- Audiência do governo dos Estados Unidos com representantes do setor produtivo começa nesta segunda-feira (6) para debater novas tarifas de 25% sobre importações brasileiras, com decisão final prevista para o dia 15 de julho.
- A conclusão da investigação da Seção 301 cita Pix, acordos comerciais preferenciais, etanol, desmatamento, pirataria e corrupção como principais justificativas para a nova barreira, caso as medidas não sejam revertidas durante as negociações.
- No item sobre Pix, os EUA acusam o Banco Central de privilegiar o sistema em detrimento de serviços de pagamento de empresas americanas, exigindo gratuidades para pessoas físicas e destaque obrigatório nos apps bancários.
- Sobre tarifas preferenciais, o governo americano afirma que acordos do Brasil com México e Índia prejudicam produtos dos EUA e incentivam a transferência de produção para reduzir custos de exportação ao Brasil.
- Outros pontos abordados incluem insegurança jurídica, corrupção, pirataria (incluindo pirataria digital) e atrasos na concessão de patentes, com críticas à fiscalização ambiental e à rastreabilidade de madeira e gado.
O governo dos EUA avalia impor novas tarifas de 25% a importações do Brasil, com base em uma conclusão da investigação sob a Seção 301. A medida seria anunciada em 15 de julho, após audiência em que representantes do setor produtivo participam.

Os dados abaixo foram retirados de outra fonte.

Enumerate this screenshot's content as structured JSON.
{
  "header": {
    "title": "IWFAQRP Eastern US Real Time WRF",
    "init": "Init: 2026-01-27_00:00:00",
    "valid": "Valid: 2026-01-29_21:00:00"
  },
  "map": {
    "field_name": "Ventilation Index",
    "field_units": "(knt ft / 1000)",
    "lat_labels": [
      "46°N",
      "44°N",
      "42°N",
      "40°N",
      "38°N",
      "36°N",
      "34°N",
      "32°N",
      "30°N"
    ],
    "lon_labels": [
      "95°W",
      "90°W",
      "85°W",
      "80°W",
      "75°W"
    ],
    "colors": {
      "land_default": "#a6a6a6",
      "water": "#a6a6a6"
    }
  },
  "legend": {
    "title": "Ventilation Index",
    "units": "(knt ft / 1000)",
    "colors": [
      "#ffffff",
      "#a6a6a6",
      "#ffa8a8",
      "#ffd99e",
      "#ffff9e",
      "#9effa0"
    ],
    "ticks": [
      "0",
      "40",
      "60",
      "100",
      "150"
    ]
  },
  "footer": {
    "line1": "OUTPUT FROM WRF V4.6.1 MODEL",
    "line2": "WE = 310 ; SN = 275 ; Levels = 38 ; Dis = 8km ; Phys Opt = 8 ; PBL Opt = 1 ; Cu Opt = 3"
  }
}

O USTR cita fatores como Pix, acordos comerciais, etanol, desmatamento, pirataria e corrupção como justificativas para a barreira. A decisão final depende das negociações que ocorrem nesta semana.
A audiência, que começa nesta segunda (6), envolve 14 painéis e ocorre em horário brasileiro. Ouvirá representantes de setores afetados, importadores, distribuidores, indústrias e entidades ligadas à economia.
Principais motivos segundo o USTR
O documento aponta conflito de interesses entre Banco Central e o sistema Pix, alegando privilégiação ao Pix em detrimento de serviços de pagamento de empresas americanas. Privacidade de tarifas e destaque obrigatório no app são citados como impactos.
A .tarifa preferencial para o Brasil em relação à Índia e ao México é apresentada como prejudicial a produtos dos EUA, estimulando deslocamento de produção para terceiros países. Alega-se impacto na competitividade de produtos americanos.
O fim de cooperação sobre etanol entre Brasil e EUA também é destacado. O Brasil cobra 18% de tarifa sobre etanol norte-americano, enquanto o etanol brasileiro tem livre acesso aos EUA, reduzindo exportações dos EUA.
Como irá funcionar a audiência
A audiência terá sessões a partir das 9h (horário de Brasília) com 14 painéis. Participantes apresentam sumários executivos em defesa de suas cadeias, em até cinco minutos por pauta. Haverá perguntas do USTR e réplicas.